El calendario futbolístico era tan ajustado en 1978 como 45 años más tarde. A tal punto, que el martes 27 de junio, tanto Independiente como River Plate, debutaron en esa edición de la Copa Libertadores. El plantel Rojo vivió una verdadera odisea en su viaje rumbo a Ecuador, como nos los relató Osvaldo Japonés Pérez: “El sábado fue el primer vuelo, que despegó, estuvo casi una hora dando vueltas y regresó a Ezeiza por un problema en el tren de aterrizaje. Al día siguiente, muy temprano, salimos nuevamente. Llegamos por suerte con tiempo como para instalarnos en el hotel y poder observar la final, con la alegría de ver a Argentina campeón con cuatro de nuestros compañeros (Bertoni, Pagnanini, Rubén Galván y Larrosa). La embajada argentina nos invitó a los dos planteles esa noche para una cena de festejo”.
En ese contexto se dio una situación poco recordada, como lo es que tres campeones del mundo jugaron oficialmente a solo 48 horas del título ante Holanda: Norberto Alonso para River contra El Nacional y Rubén Pagnanini y Rubén Galván para Independiente ante Liga Deportiva Universitaria. Tres días más tarde se sumaron Oscar Ortiz en los Millonarios y Omar Larrosa en los Rojos, con los adversarios invertidos.
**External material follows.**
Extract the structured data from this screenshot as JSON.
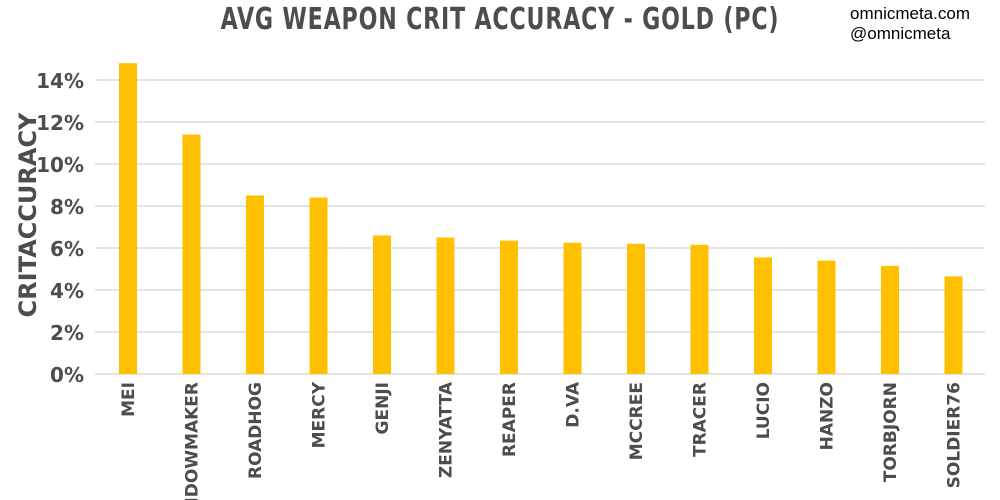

La revista El Gráfico atravesaba uno de los mejores momentos de su historia, por la riqueza del plantel periodístico que la conformaba. Realizó una extraordinaria cobertura del certamen y su número del martes 27 de junio fue una edición especial de 156 páginas y contó con el récord de una tirada de medio millón de ejemplares. Es una bella tapa doble, con seis jugadores argentinos, destacándose Daniel Passarella con sus brazos en alto con la copa.
La empresa Fiat le regaló 25 autos de su modelo 133 al plantel nacional, a modo de agradecimiento por el logro. Los beneficiados fueron los 22 futbolistas del plantel, más el técnico César Menotti, el médico Rubén Olivia y el preparador físico Ricardo Pizzarotti.
Un momento muy particular se vivió en la madrugada del lunes 26, cuando eran pocos los argentinos que dormían. Así lo relato César Luis Menotti: “Salimos en un auto por la avenida del Libertador, esperando que se despejara el centro de la ciudad de Buenos Aires. Encontramos un bolichito oscuro, donde no había casi nadie y nos juntamos todos los del cuerpo técnico, más un par de amigos que tenían la camioneta y la ropa preparada. Allí subimos a eso de las cuatro y media y comenzamos a cambiarnos con la vestimenta de los jugadores: camiseta, pantalón y medias. Estacionamos cerca del Obelisco, donde todavía había más de cien personas festejando. Me dio mucha vergüenza, pero se abrieron las puertas, salté a la calle y empecé a correr. Enseguida me di cuenta de que nadie me reconocía, porque era demasiado sorpresivo, hasta que un hombre gritó: “Menotti”. Todos se vinieron encima, pero llegué hasta la camioneta. Había cumplido la promesa de dar la vuelta olímpica al Obelisco”.
Fuimos 25 millones de argentinos los que jugamos aquel Mundial. La alegría desbordante fue tan grande como el acto de justicia que se había derramado sobre la historia del fútbol: Argentina campeón del Mundo.